Au Kao, jeudi 14 novembre

 

Gesaffelstein

Cette année, vous ne trouverez pas dans ces pages d'article dédié aux "soirées électroniques de la rentrée". Parce qu'il y en a tellement qu'il nous faudrait consacrer un numéro entier au sujet. Mais aussi et surtout parce que Gesaffelstein, malgré son nom à vous pousser un orthophoniste au suicide et son look de mannequin Hugo Boss, s'apprête à tout éclipser : Aleph, son très cinématographique premier album, qui fait suite à une série de maxis tous plus brutaux les uns que les autres et paraîtra fin octobre, est un sommet de noirceur et d'imprévisibilité comme la techno d'ici (par moments diluée dans des nappes synthétiques d'une classe à rendre Kavinsky jaloux comme un tigre de moteur) n'en avait jamais gravi.

Au Transbordeur, jeudi 14 novembre

 

The Pharcyde

Comme le cinéma hollywoodien, la littérature tauromachique (si si) ou la peinture néérlandaise, le hip hop américain a eu son âge d'or, autrement dit une période faste en termes de créativité et de succès. Les historiens le situent entre le milieu des années 80 et de la décennie suivante, soit juste avant que la pratique du sampling ne devienne trop encadrée pour être inventive. Un groupe plus qu'aucun autre l'a symbolisée : The Pharcyde, quatuor de Los Angeles dont le premier album, Bizarre Ride II the Pharcyde, fut certifié disque d'or alors qu'il ne ressemblait, avec son urgence jazzy et son ton déconneur, à rien de connu. Un peu plus de vingt ans après cet exploit qu'il ne parvint jamais à renouveler, le groupe revisitera cet automne ce classique indémodable sur la scène du Club Transbo.

Au Club Transbo, vendredi 22 novembre

 

Girls in Hawaii

Les belges de Girls In Hawaii reviennent de loin : le groupe s'était dissout brusquement après la mort, dans un accident de voiture et à tout juste 27 ans, de son batteur, Denis Wieleman. Difficile, à ce titre, quand on entend sur Everest, premier album depuis Plan Your Escape en 2008, des paroles comme «I'm not dead, I'm just doing wrong», de ne pas faire le lien. Everest, comme un sommet à gravir pour surpasser la peur de ne pas retrouver le goût à la musique et son public intacts. Le disque se veut ainsi conquérant et résigné à la fois, affichant une ambition pop toute nouvelle pour ce groupe qui, sortant lentement mais avec une certaine classe du brouillard, est aujourd'hui plus proche d'un Coldplay des premiers albums.

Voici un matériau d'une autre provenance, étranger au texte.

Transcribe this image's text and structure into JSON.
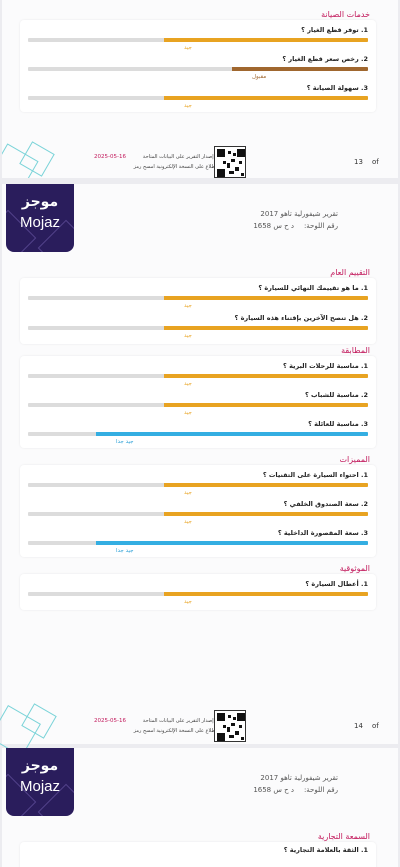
{
  "header": {
    "logo_ar": "موجز",
    "logo_en": "Mojaz",
    "report_title": "تقرير شيفورلية تاهو 2017",
    "plate_label": "رقم اللوحة:",
    "plate_value": "د ح س 1658"
  },
  "colors": {
    "good": "#e8a321",
    "acceptable": "#a0672f",
    "very_good": "#34aee2",
    "track": "#dcdcdc",
    "section_title": "#c2185b"
  },
  "sections_top": [
    {
      "title": "خدمات الصيانة",
      "questions": [
        {
          "label": "1. توفر قطع الغيار ؟",
          "rating": "جيد",
          "level": 0.6,
          "color": "#e8a321"
        },
        {
          "label": "2. رخص سعر قطع الغيار ؟",
          "rating": "مقبول",
          "level": 0.4,
          "color": "#a0672f"
        },
        {
          "label": "3. سهولة الصيانة ؟",
          "rating": "جيد",
          "level": 0.6,
          "color": "#e8a321"
        }
      ]
    }
  ],
  "footer1": {
    "date": "2025-05-16",
    "line1": "تم إصدار التقرير على البيانات المتاحة",
    "line2": "للاطلاع على النسخة الإلكترونية امسح رمز",
    "page": "13",
    "of": "of"
  },
  "sections_mid": [
    {
      "title": "التقييم العام",
      "questions": [
        {
          "label": "1. ما هو تقييمك النهائي للسيارة ؟",
          "rating": "جيد",
          "level": 0.6,
          "color": "#e8a321"
        },
        {
          "label": "2. هل تنصح الآخرين بإقتناء هذه السيارة ؟",
          "rating": "جيد",
          "level": 0.6,
          "color": "#e8a321"
        }
      ]
    },
    {
      "title": "المطابقة",
      "questions": [
        {
          "label": "1. مناسبة للرحلات البرية ؟",
          "rating": "جيد",
          "level": 0.6,
          "color": "#e8a321"
        },
        {
          "label": "2. مناسبة للشباب ؟",
          "rating": "جيد",
          "level": 0.6,
          "color": "#e8a321"
        },
        {
          "label": "3. مناسبة للعائلة ؟",
          "rating": "جيد جدا",
          "level": 0.8,
          "color": "#34aee2"
        }
      ]
    },
    {
      "title": "المميزات",
      "questions": [
        {
          "label": "1. احتواء السيارة على التقنيات ؟",
          "rating": "جيد",
          "level": 0.6,
          "color": "#e8a321"
        },
        {
          "label": "2. سعة الصندوق الخلفي ؟",
          "rating": "جيد",
          "level": 0.6,
          "color": "#e8a321"
        },
        {
          "label": "3. سعة المقصورة الداخلية ؟",
          "rating": "جيد جدا",
          "level": 0.8,
          "color": "#34aee2"
        }
      ]
    },
    {
      "title": "الموثوقية",
      "questions": [
        {
          "label": "1. أعطال السيارة ؟",
          "rating": "جيد",
          "level": 0.6,
          "color": "#e8a321"
        }
      ]
    }
  ],
  "footer2": {
    "date": "2025-05-16",
    "line1": "تم إصدار التقرير على البيانات المتاحة",
    "line2": "للاطلاع على النسخة الإلكترونية امسح رمز",
    "page": "14",
    "of": "of"
  },
  "header2": {
    "logo_ar": "موجز",
    "logo_en": "Mojaz",
    "report_title": "تقرير شيفورلية تاهو 2017",
    "plate_label": "رقم اللوحة:",
    "plate_value": "د ح س 1658"
  },
  "sections_bottom": [
    {
      "title": "السمعة التجارية",
      "first_question": "1. الثقة بالعلامة التجارية ؟"
    }
  ]
}
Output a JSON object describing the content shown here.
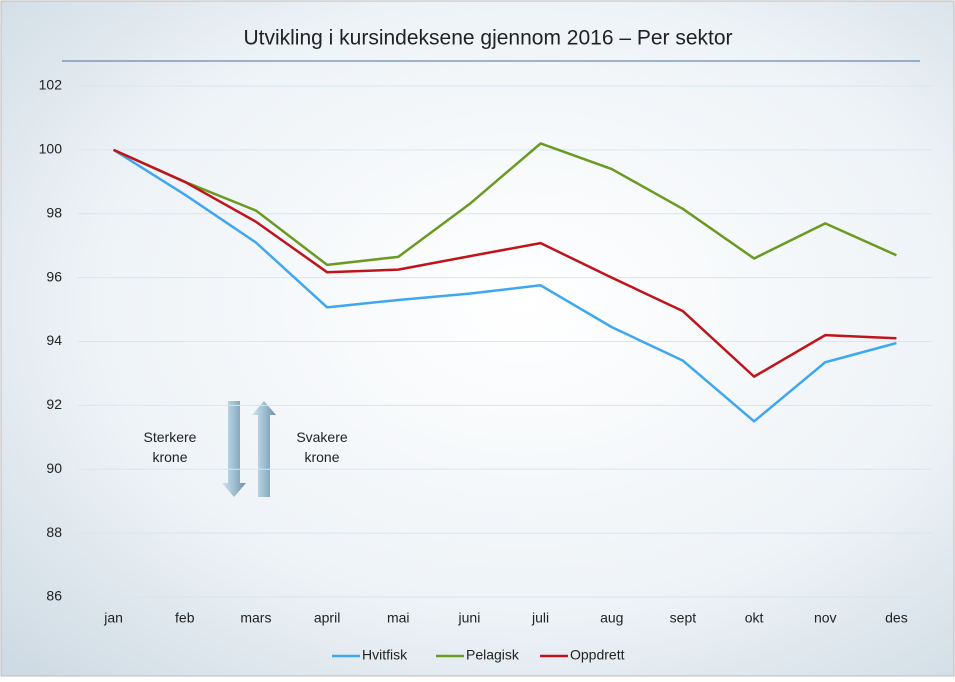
{
  "chart_data": {
    "type": "line",
    "title": "Utvikling i kursindeksene gjennom 2016 – Per sektor",
    "categories": [
      "jan",
      "feb",
      "mars",
      "april",
      "mai",
      "juni",
      "juli",
      "aug",
      "sept",
      "okt",
      "nov",
      "des"
    ],
    "series": [
      {
        "name": "Hvitfisk",
        "color": "#3fa7f0",
        "values": [
          100,
          98.6,
          97.1,
          95.07,
          95.3,
          95.5,
          95.76,
          94.45,
          93.4,
          91.5,
          93.35,
          93.95
        ]
      },
      {
        "name": "Pelagisk",
        "color": "#6a9a22",
        "values": [
          100,
          99.0,
          98.1,
          96.4,
          96.65,
          98.3,
          100.2,
          99.4,
          98.15,
          96.6,
          97.7,
          96.7
        ]
      },
      {
        "name": "Oppdrett",
        "color": "#c0141c",
        "values": [
          100,
          99.0,
          97.75,
          96.17,
          96.25,
          96.67,
          97.08,
          96.0,
          94.95,
          92.9,
          94.2,
          94.1
        ]
      }
    ],
    "ylim": [
      86,
      102
    ],
    "yticks": [
      86,
      88,
      90,
      92,
      94,
      96,
      98,
      100,
      102
    ],
    "grid": true,
    "legend": "bottom",
    "annotations": [
      [
        "Sterkere",
        "krone"
      ],
      [
        "Svakere",
        "krone"
      ]
    ]
  }
}
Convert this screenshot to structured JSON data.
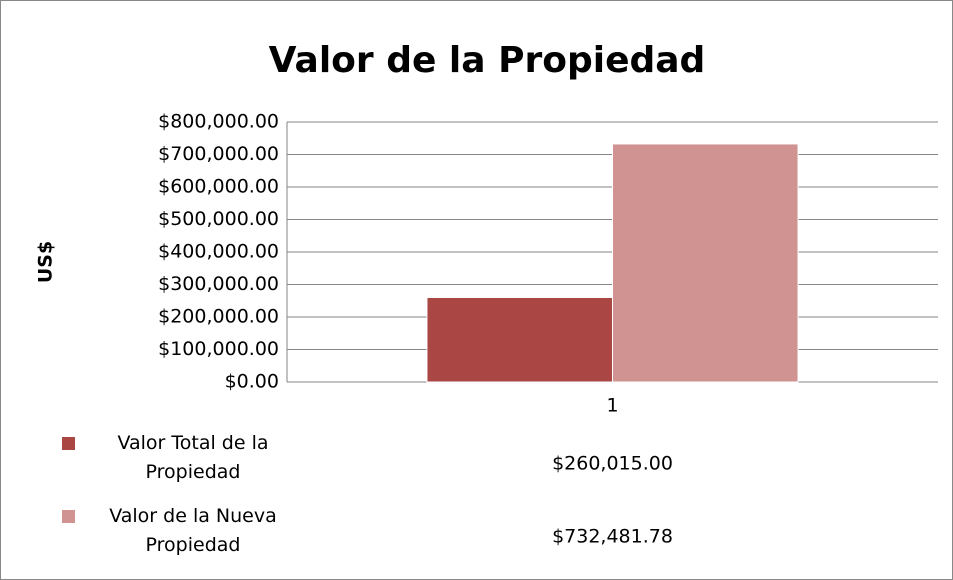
{
  "chart_data": {
    "type": "bar",
    "title": "Valor de la Propiedad",
    "y_label": "US$",
    "categories": [
      "1"
    ],
    "series": [
      {
        "name": "Valor Total de la Propiedad",
        "color": "#aa4643",
        "values": [
          260015.0
        ],
        "value_labels": [
          "$260,015.00"
        ]
      },
      {
        "name": "Valor de la Nueva Propiedad",
        "color": "#d19392",
        "values": [
          732481.78
        ],
        "value_labels": [
          "$732,481.78"
        ]
      }
    ],
    "ylim": [
      0,
      800000
    ],
    "yticks": [
      {
        "value": 0,
        "label": "$0.00"
      },
      {
        "value": 100000,
        "label": "$100,000.00"
      },
      {
        "value": 200000,
        "label": "$200,000.00"
      },
      {
        "value": 300000,
        "label": "$300,000.00"
      },
      {
        "value": 400000,
        "label": "$400,000.00"
      },
      {
        "value": 500000,
        "label": "$500,000.00"
      },
      {
        "value": 600000,
        "label": "$600,000.00"
      },
      {
        "value": 700000,
        "label": "$700,000.00"
      },
      {
        "value": 800000,
        "label": "$800,000.00"
      }
    ],
    "grid": true,
    "legend": "bottom-left"
  }
}
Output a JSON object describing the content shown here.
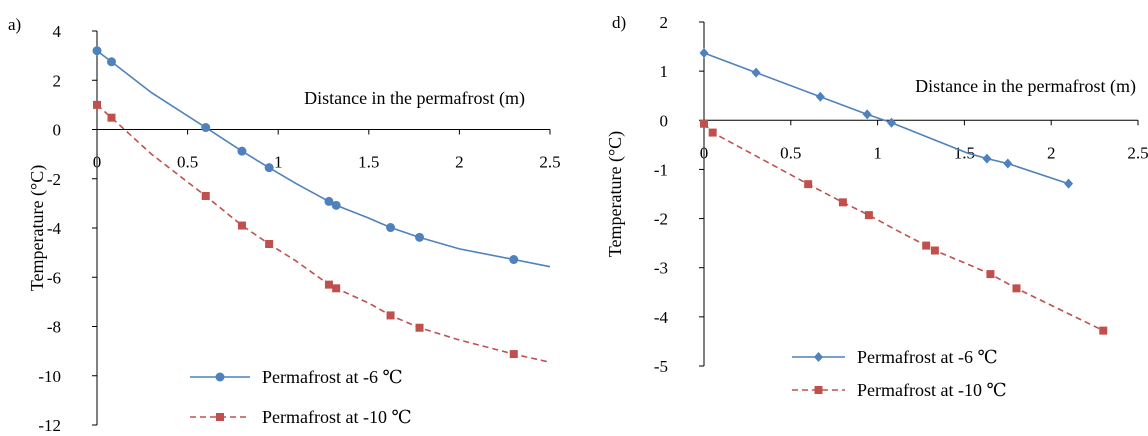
{
  "chart_data": [
    {
      "panel_label": "a)",
      "type": "line",
      "title": "",
      "xlabel": "Distance in the permafrost (m)",
      "ylabel": "Temperature (°C)",
      "xlim": [
        0,
        2.5
      ],
      "ylim": [
        -12,
        4
      ],
      "x_ticks": [
        0,
        0.5,
        1,
        1.5,
        2,
        2.5
      ],
      "x_tick_labels": [
        "0",
        "0.5",
        "1",
        "1.5",
        "2",
        "2.5"
      ],
      "y_ticks": [
        -12,
        -10,
        -8,
        -6,
        -4,
        -2,
        0,
        2,
        4
      ],
      "y_tick_labels": [
        "-12",
        "-10",
        "-8",
        "-6",
        "-4",
        "-2",
        "0",
        "2",
        "4"
      ],
      "grid": false,
      "legend_position": "bottom-center",
      "series": [
        {
          "name": "Permafrost at -6 ℃",
          "color": "#4F81BD",
          "marker": "circle",
          "line_style": "solid",
          "curve": [
            [
              0,
              3.2
            ],
            [
              0.08,
              2.75
            ],
            [
              0.3,
              1.5
            ],
            [
              0.6,
              0.08
            ],
            [
              0.8,
              -0.88
            ],
            [
              0.95,
              -1.55
            ],
            [
              1.1,
              -2.2
            ],
            [
              1.28,
              -2.92
            ],
            [
              1.32,
              -3.08
            ],
            [
              1.5,
              -3.6
            ],
            [
              1.62,
              -3.98
            ],
            [
              1.78,
              -4.38
            ],
            [
              2.0,
              -4.85
            ],
            [
              2.3,
              -5.28
            ],
            [
              2.5,
              -5.57
            ]
          ],
          "points": [
            [
              0,
              3.2
            ],
            [
              0.08,
              2.75
            ],
            [
              0.6,
              0.08
            ],
            [
              0.8,
              -0.88
            ],
            [
              0.95,
              -1.55
            ],
            [
              1.28,
              -2.92
            ],
            [
              1.32,
              -3.08
            ],
            [
              1.62,
              -3.98
            ],
            [
              1.78,
              -4.38
            ],
            [
              2.3,
              -5.28
            ]
          ]
        },
        {
          "name": "Permafrost at -10 ℃",
          "color": "#C0504D",
          "marker": "square",
          "line_style": "dashed",
          "curve": [
            [
              0,
              1.0
            ],
            [
              0.08,
              0.48
            ],
            [
              0.3,
              -1.0
            ],
            [
              0.6,
              -2.7
            ],
            [
              0.8,
              -3.9
            ],
            [
              0.95,
              -4.65
            ],
            [
              1.1,
              -5.35
            ],
            [
              1.28,
              -6.3
            ],
            [
              1.32,
              -6.45
            ],
            [
              1.5,
              -7.05
            ],
            [
              1.62,
              -7.55
            ],
            [
              1.78,
              -8.05
            ],
            [
              2.0,
              -8.55
            ],
            [
              2.3,
              -9.12
            ],
            [
              2.5,
              -9.45
            ]
          ],
          "points": [
            [
              0,
              1.0
            ],
            [
              0.08,
              0.48
            ],
            [
              0.6,
              -2.7
            ],
            [
              0.8,
              -3.9
            ],
            [
              0.95,
              -4.65
            ],
            [
              1.28,
              -6.3
            ],
            [
              1.32,
              -6.45
            ],
            [
              1.62,
              -7.55
            ],
            [
              1.78,
              -8.05
            ],
            [
              2.3,
              -9.12
            ]
          ]
        }
      ]
    },
    {
      "panel_label": "d)",
      "type": "line",
      "title": "",
      "xlabel": "Distance in the permafrost (m)",
      "ylabel": "Temperature (°C)",
      "xlim": [
        0,
        2.5
      ],
      "ylim": [
        -5,
        2
      ],
      "x_ticks": [
        0,
        0.5,
        1,
        1.5,
        2,
        2.5
      ],
      "x_tick_labels": [
        "0",
        "0.5",
        "1",
        "1.5",
        "2",
        "2.5"
      ],
      "y_ticks": [
        -5,
        -4,
        -3,
        -2,
        -1,
        0,
        1,
        2
      ],
      "y_tick_labels": [
        "-5",
        "-4",
        "-3",
        "-2",
        "-1",
        "0",
        "1",
        "2"
      ],
      "grid": false,
      "legend_position": "bottom-center",
      "series": [
        {
          "name": "Permafrost at -6 ℃",
          "color": "#4F81BD",
          "marker": "diamond",
          "line_style": "solid",
          "curve": [
            [
              0,
              1.37
            ],
            [
              0.3,
              0.97
            ],
            [
              0.67,
              0.48
            ],
            [
              0.94,
              0.12
            ],
            [
              1.08,
              -0.05
            ],
            [
              1.3,
              -0.36
            ],
            [
              1.52,
              -0.67
            ],
            [
              1.63,
              -0.78
            ],
            [
              1.75,
              -0.88
            ],
            [
              2.1,
              -1.29
            ]
          ],
          "points": [
            [
              0,
              1.37
            ],
            [
              0.3,
              0.97
            ],
            [
              0.67,
              0.48
            ],
            [
              0.94,
              0.12
            ],
            [
              1.08,
              -0.05
            ],
            [
              1.63,
              -0.78
            ],
            [
              1.75,
              -0.88
            ],
            [
              2.1,
              -1.29
            ]
          ]
        },
        {
          "name": "Permafrost at -10 ℃",
          "color": "#C0504D",
          "marker": "square",
          "line_style": "dashed",
          "curve": [
            [
              0,
              -0.07
            ],
            [
              0.05,
              -0.25
            ],
            [
              0.6,
              -1.3
            ],
            [
              0.8,
              -1.67
            ],
            [
              0.95,
              -1.93
            ],
            [
              1.1,
              -2.22
            ],
            [
              1.28,
              -2.55
            ],
            [
              1.33,
              -2.65
            ],
            [
              1.5,
              -2.9
            ],
            [
              1.65,
              -3.13
            ],
            [
              1.8,
              -3.42
            ],
            [
              2.3,
              -4.28
            ]
          ],
          "points": [
            [
              0,
              -0.07
            ],
            [
              0.05,
              -0.25
            ],
            [
              0.6,
              -1.3
            ],
            [
              0.8,
              -1.67
            ],
            [
              0.95,
              -1.93
            ],
            [
              1.28,
              -2.55
            ],
            [
              1.33,
              -2.65
            ],
            [
              1.65,
              -3.13
            ],
            [
              1.8,
              -3.42
            ],
            [
              2.3,
              -4.28
            ]
          ]
        }
      ]
    }
  ]
}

A l'Épicerie Moderne, mercredi 4 décembre

 

Biffy Clyro

Ils ont permis à la pop d'atteindre sa maturité, à la bass music de sortir de la confidentialité, au punk de décomplexer des générations de songwriters ne sachant pas distinguer une clé de fa d'une virgule, les Britanniques sont vraiment les plus forts, blablabla... Certes. Mais de là à accepter sans broncher qu'ils forment les groupes les plus pompiers de la planète – ils ont inventé le rock progressif, rendez-vous compte... Heureusement, il y a Biffy Clyro, un trio écossais qui a toujours su (soit depuis 1995) faire la différence entre culot et maniérisme, démesure et bouffonnerie, puissance et esbroufe, conférant au rock de stade une noblesse inédite. Le 8 décembre, il faudra donc choisir : en prendre plein les yeux ou plein les oreilles.